El 2005 nos enfrentará a una nueva campaña política. Con nuevos partidos, de los que aún no conocemos propuestas o ideologías -si las tienen-, compartiendo la arena política con los debilitados partidos tradicionales, la visión de ir a las urnas en poco más de 12 meses se nos vuelve un panorama incierto. Y en ese espectro de banderas políticas, que ya se nos figura variopinto, lo que parece surgir es una gran imagen de una clase política desprestigiada, que ha dado muestras de una profunda incapacidad para pensar en plazos mayores a cuatro años.
Herencia malgastada. Pertenezco a una generación nacida en los setentas, que ha disfrutado de los beneficios de los empujones sociales que se dieron antes de que llegáramos al mundo. Pero es una generación que ha pretendido que el avance continúe por inercia y olvidó que no estamos en el vacío. Si Costa Rica sigue gozando de estadísticas sociales aceptables en la región, mi generación tiene poco crédito en ello. Nos hemos montado en la base que construyeron nuestros padres y abuelos, pero hemos valorado mal la herencia y nos ganamos un premio a la desidia.

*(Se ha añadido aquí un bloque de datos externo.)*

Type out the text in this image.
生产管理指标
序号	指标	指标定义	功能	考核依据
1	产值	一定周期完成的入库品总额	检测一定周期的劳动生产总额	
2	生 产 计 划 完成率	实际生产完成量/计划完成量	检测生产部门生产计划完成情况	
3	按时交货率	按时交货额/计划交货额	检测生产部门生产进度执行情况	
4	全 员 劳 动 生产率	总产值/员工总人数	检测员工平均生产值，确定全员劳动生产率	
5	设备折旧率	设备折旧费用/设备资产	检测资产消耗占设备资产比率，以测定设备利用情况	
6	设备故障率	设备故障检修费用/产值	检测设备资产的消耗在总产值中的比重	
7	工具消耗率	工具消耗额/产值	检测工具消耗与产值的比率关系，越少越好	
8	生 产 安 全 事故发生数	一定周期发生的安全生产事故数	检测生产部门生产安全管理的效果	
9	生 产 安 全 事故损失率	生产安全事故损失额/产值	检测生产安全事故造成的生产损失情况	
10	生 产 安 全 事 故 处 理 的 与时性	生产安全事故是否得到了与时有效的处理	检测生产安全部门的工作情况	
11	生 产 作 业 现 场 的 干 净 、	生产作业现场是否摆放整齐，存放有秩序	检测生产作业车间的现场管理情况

Las encuestas nos muestran como una sociedad políticamente apática, lo que desdice mucho del ideal democrático que hemos proyectado hacia el mundo. Hemos dado por supuesto que gozamos de libertades y estándares democráticos ejemplares. Pero, como todo, nuestra sociedad y democracia son perfectibles y marchar por las calles, si bien es importantísimo como manifestación del sentir ciudadano, pocos resultados tendrá si no asumimos con seriedad nuestra participación a través de otros mecanismos democráticos.
Ventaja perdida. La mayor parte de las sociedades latinoamericanas debieron enfrentarse a un proceso -no siempre exitoso- de repensarse, después de dejar atrás las dictaduras. Nosotros, que teníamos muchos pasos de ventaja, nos hemos quedado estancados y tenemos serias dificultades para autoevaluarnos y replantearnos un proyecto social común. El precio lo estamos pagando pues, por no tomar decisiones y atrevernos a andar, nos están dejando atrás.
El mundo sigue adelante. Nos hemos insertado a punta de parches en la marcha global, sin una estrategia clara y definida. Creemos que por ser un país pequeño no tenemos espacio para plantearnos el papel que queremos desempeñar en un planeta cambiante. Y cuando uno no toma sus propias decisiones ni define sus propias metas, alguien más lo hará por uno, a costa de la propia identidad y soberanía.
De espectador a actor. La campaña política de este año puede terminar de sumir al pueblo en la apatía o puede constituirse en un momento fundamental para plantearnos preguntas clave como sociedad. Los partidos políticos y los medios de comunicación tienen un papel esencial que cumplir, pero el diálogo social también debería trascenderlos. El electorado debería dejar atrás su papel de mero espectador, que se contenta con poco más que pan y circo en las plazas públicas, para exigir, informarse y comprometerse más. Si no se hace, cada ciudadano tendrá que aceptar su cuota de responsabilidad por omisión
Lo peor que podríamos hacer -mi generación y las demás- es dar la espalda de nuevo, como si lo que pasa en este país no fuera asunto nuestro. En la próxima campaña política la apatía es un lujo que ya no nos podemos dar. Si el 2004 nos despojó de la inocencia, el 2005 nos exigirá tomar decisiones con seriedad y actuar -sí, actuar- de una vez por todas, con madurez democrática.